Hace tiempo que quiero escribir de mi barrio, quizá por aquello de que uno es de donde hizo el bachiller, y sé de su dificultad, pero la empresa se ha adelantado con el citado carné y el fallecimiento en estos últimos tiempos de Miguelito, el de Anfer, -el nieto del Filipino-, de mi hermano Avelino, de Enrique el electricista, de Pío o de Carmina la del garaje. Y es que tantos héroes anónimos no pueden quedar sin incienso, y eso pretenden estas palabras agradecidas hacia un barrio y sus gentes, que tan buenas y perdurables lecciones me han dado a cambio de nada, ni siquiera de una sonrisa.

Con la perspectiva que da el paso de los años, y a pesar de los esfuerzos ímprobos de la ciencia y de la inteligencia artificial -afortunadamente ya no se ven piernas de palo-, se comprueba que nacemos, crecemos y morimos. Ya quedamos menos, y la única manera que tengo de combatir esta limitación es escribir para buscar lo imposible, y es que su recuerdo perdure, su estela no se apague, su ejemplo motive.

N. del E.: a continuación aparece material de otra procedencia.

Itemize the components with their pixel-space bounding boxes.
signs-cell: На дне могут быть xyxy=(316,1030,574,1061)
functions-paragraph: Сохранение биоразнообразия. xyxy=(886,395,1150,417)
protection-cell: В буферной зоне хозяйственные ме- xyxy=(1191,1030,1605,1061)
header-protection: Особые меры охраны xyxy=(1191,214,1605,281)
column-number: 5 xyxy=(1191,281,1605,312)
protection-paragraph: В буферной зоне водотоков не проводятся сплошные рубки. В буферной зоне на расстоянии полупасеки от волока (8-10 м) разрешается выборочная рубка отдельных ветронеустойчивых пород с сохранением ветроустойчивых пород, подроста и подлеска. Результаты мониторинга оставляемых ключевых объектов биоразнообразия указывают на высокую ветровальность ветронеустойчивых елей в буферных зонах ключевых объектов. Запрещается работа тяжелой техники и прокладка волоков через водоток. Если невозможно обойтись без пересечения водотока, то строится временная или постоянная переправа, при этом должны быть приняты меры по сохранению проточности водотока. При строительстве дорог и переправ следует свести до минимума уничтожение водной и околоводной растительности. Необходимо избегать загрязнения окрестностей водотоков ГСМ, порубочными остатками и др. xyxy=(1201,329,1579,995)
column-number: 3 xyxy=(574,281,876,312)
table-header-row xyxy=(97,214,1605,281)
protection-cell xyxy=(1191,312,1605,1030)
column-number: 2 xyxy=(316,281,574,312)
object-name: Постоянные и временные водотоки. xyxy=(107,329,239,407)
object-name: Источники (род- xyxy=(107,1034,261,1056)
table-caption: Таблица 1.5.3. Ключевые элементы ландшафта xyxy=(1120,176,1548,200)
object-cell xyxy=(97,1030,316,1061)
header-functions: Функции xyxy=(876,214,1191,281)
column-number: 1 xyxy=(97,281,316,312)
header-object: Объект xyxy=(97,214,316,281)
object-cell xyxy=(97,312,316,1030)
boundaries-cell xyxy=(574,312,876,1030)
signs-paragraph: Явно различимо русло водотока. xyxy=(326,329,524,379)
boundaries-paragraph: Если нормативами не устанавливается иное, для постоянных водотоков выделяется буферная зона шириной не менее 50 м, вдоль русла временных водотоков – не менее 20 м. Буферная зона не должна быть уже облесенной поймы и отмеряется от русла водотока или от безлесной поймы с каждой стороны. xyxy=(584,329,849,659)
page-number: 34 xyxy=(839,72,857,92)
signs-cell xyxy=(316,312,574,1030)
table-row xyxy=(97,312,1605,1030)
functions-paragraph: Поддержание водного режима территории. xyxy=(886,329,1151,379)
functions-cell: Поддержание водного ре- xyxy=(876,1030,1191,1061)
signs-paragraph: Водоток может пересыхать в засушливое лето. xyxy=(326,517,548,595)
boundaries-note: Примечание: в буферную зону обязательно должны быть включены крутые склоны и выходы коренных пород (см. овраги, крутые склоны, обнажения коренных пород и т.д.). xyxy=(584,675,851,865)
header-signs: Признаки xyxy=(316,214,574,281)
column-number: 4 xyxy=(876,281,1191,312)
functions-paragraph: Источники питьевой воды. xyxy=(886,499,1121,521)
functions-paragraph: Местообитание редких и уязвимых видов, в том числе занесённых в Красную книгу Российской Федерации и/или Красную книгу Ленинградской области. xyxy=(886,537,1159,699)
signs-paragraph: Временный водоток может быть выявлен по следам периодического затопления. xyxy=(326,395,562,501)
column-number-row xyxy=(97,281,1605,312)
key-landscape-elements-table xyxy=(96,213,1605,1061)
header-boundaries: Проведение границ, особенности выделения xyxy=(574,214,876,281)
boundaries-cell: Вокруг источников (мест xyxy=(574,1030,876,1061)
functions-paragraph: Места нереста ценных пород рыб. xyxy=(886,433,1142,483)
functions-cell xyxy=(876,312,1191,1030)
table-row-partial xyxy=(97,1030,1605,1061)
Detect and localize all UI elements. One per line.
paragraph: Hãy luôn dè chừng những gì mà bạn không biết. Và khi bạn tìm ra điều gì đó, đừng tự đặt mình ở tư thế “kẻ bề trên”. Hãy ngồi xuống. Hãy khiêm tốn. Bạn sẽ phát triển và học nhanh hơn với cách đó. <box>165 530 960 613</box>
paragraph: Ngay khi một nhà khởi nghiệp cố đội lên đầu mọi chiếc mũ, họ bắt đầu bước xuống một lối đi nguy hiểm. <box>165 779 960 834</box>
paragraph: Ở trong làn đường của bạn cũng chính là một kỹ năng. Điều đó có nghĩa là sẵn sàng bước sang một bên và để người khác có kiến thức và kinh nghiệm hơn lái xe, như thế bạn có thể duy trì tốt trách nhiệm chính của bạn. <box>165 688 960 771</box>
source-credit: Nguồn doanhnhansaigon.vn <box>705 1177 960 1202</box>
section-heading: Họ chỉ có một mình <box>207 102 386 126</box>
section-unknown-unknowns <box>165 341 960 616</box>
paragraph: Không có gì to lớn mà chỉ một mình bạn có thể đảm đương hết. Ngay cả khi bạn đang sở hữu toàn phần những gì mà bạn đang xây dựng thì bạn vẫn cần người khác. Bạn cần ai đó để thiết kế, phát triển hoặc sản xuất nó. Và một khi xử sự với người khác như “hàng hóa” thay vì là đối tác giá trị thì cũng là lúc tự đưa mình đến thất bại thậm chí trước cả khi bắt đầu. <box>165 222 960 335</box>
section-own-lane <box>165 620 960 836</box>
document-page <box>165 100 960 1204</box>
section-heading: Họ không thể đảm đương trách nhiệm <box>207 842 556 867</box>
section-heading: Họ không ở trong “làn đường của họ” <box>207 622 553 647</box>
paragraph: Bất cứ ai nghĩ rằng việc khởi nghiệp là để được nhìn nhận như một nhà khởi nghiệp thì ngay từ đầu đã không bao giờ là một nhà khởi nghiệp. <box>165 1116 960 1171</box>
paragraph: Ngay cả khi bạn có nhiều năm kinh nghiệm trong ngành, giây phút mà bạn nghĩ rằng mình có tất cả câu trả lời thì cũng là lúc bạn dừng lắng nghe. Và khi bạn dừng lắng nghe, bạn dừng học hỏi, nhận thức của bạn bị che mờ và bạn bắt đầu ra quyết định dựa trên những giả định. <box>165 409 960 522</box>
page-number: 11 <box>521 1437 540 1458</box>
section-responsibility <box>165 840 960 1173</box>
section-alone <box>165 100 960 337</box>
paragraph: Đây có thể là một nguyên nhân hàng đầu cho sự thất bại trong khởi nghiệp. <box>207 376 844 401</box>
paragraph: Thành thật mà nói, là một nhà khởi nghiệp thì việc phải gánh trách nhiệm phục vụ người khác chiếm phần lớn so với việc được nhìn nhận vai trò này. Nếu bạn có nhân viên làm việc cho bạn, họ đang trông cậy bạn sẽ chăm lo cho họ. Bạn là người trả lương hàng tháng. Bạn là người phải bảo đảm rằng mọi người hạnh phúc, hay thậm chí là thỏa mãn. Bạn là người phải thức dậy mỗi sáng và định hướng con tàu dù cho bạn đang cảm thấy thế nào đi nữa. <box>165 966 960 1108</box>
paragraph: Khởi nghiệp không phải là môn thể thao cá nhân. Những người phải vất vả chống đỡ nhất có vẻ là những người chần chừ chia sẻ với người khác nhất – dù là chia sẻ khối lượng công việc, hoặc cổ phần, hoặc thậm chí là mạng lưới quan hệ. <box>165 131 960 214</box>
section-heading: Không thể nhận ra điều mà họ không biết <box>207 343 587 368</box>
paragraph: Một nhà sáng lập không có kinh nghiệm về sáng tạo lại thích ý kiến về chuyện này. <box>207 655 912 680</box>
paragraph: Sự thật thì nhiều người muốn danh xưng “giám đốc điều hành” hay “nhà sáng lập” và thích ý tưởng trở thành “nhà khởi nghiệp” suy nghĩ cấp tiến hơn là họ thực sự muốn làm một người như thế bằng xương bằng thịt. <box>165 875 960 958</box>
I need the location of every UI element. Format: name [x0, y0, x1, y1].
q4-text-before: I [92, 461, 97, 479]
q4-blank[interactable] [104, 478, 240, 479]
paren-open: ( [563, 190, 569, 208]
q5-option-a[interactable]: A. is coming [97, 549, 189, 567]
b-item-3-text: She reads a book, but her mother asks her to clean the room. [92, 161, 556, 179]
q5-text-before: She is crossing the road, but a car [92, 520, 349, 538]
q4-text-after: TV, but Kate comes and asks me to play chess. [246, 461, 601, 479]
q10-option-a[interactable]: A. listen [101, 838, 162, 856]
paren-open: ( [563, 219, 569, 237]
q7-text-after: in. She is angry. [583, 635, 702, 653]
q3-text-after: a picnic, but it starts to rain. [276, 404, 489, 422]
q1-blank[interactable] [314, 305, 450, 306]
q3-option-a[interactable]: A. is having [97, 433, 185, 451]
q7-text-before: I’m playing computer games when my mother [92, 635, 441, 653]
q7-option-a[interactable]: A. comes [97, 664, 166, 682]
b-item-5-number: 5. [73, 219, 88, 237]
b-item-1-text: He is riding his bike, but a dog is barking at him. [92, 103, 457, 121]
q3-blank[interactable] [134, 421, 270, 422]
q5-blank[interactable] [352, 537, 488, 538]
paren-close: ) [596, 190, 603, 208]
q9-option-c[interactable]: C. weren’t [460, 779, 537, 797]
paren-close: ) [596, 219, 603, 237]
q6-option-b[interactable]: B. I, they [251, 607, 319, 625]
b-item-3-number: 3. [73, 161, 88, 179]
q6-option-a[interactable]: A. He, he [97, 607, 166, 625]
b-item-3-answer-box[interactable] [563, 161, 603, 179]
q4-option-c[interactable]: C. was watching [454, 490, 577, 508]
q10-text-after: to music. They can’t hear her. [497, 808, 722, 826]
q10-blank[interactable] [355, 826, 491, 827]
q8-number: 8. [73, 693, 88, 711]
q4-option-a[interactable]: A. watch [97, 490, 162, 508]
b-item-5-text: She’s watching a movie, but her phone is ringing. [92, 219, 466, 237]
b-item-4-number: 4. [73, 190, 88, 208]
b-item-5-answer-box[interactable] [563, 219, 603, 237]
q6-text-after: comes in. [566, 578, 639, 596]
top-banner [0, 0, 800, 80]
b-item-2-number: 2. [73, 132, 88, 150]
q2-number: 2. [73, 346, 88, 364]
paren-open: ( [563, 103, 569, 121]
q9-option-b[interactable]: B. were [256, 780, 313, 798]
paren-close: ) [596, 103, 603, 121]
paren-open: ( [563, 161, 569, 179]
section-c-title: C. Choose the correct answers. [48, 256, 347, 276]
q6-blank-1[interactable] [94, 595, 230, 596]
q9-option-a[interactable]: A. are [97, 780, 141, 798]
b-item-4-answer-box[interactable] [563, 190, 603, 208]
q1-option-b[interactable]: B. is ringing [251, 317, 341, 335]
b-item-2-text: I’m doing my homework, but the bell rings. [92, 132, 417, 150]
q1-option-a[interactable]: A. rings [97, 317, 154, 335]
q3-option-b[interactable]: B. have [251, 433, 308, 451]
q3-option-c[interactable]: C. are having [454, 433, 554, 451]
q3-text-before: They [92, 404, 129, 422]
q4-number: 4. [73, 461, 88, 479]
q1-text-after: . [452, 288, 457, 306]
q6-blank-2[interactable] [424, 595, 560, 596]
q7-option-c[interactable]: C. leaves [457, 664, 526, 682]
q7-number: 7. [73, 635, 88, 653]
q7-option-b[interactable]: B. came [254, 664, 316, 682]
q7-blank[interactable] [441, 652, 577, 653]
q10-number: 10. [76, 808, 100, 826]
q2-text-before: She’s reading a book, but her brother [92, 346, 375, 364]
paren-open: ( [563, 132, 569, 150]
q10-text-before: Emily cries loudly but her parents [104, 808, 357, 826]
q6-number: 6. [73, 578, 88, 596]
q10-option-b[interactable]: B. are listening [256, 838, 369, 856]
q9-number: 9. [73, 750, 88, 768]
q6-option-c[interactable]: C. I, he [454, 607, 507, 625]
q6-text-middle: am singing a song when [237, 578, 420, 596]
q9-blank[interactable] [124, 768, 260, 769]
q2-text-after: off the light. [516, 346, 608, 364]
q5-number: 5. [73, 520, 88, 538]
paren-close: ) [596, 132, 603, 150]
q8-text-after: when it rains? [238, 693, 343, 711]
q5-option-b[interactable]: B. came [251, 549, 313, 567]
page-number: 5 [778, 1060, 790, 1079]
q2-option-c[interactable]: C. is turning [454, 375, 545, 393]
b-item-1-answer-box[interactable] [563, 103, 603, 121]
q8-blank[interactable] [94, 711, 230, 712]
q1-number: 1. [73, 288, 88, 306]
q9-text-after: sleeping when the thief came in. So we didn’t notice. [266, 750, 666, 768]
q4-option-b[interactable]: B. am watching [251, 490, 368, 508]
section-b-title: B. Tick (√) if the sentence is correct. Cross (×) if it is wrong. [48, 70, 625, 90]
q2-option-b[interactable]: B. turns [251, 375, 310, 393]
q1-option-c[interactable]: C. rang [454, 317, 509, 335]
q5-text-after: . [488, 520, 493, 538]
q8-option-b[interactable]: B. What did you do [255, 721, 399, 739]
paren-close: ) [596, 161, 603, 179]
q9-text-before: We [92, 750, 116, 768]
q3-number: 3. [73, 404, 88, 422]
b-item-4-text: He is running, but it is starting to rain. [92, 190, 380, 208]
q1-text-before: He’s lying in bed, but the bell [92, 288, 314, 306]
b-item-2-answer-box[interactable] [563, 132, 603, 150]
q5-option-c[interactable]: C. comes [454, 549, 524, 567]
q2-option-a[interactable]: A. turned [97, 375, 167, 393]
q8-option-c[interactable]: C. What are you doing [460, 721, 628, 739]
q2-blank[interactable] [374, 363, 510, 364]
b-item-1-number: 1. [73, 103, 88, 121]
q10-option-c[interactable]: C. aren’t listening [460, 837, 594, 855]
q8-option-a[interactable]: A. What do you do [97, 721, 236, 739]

Hace ya algunos años, a finales de los 90, Javier el de García nos reunió a muchos en una cena en el Bar Madrid, que para algunos tuvo sabor a despedida. Espero volver a repetirla, aunque sólo sea para evocar vivencias, compartir y avivar recuerdos y revivir amistades de esas que no se olvidan, desinteresadas, a cambio de nada, las de nuestra infancia. No hace mucho, en una de mis visitas, Fernando, aún con los ojos asombrados del niño que fue, me recordaba algo que yo tenía en el olvido, y es que en el bar de mis padres existía una máquina de afeitar eléctrica, donde uno podía mejorar su imagen a un módico precio. Algo impensable hoy, eran otros tiempos. No estábamos aún metidos en la sociedad de consumo ni la influencia americana era tan fuerte. La copla tenía su imperio y los Beatles aún no marcaban tendencia, con Joselito, Marisol y Los Brincos nos bastaba. Nuestras necesidades eran mínimas: comer, vestir y techo para dormir, y para ello, antes como ahora, necesitábamos y necesitamos trabajo.

Supongo que cuando menos lo piense continuaré. Ya he hecho lo más difícil: empezar. ¡Muchas gracias!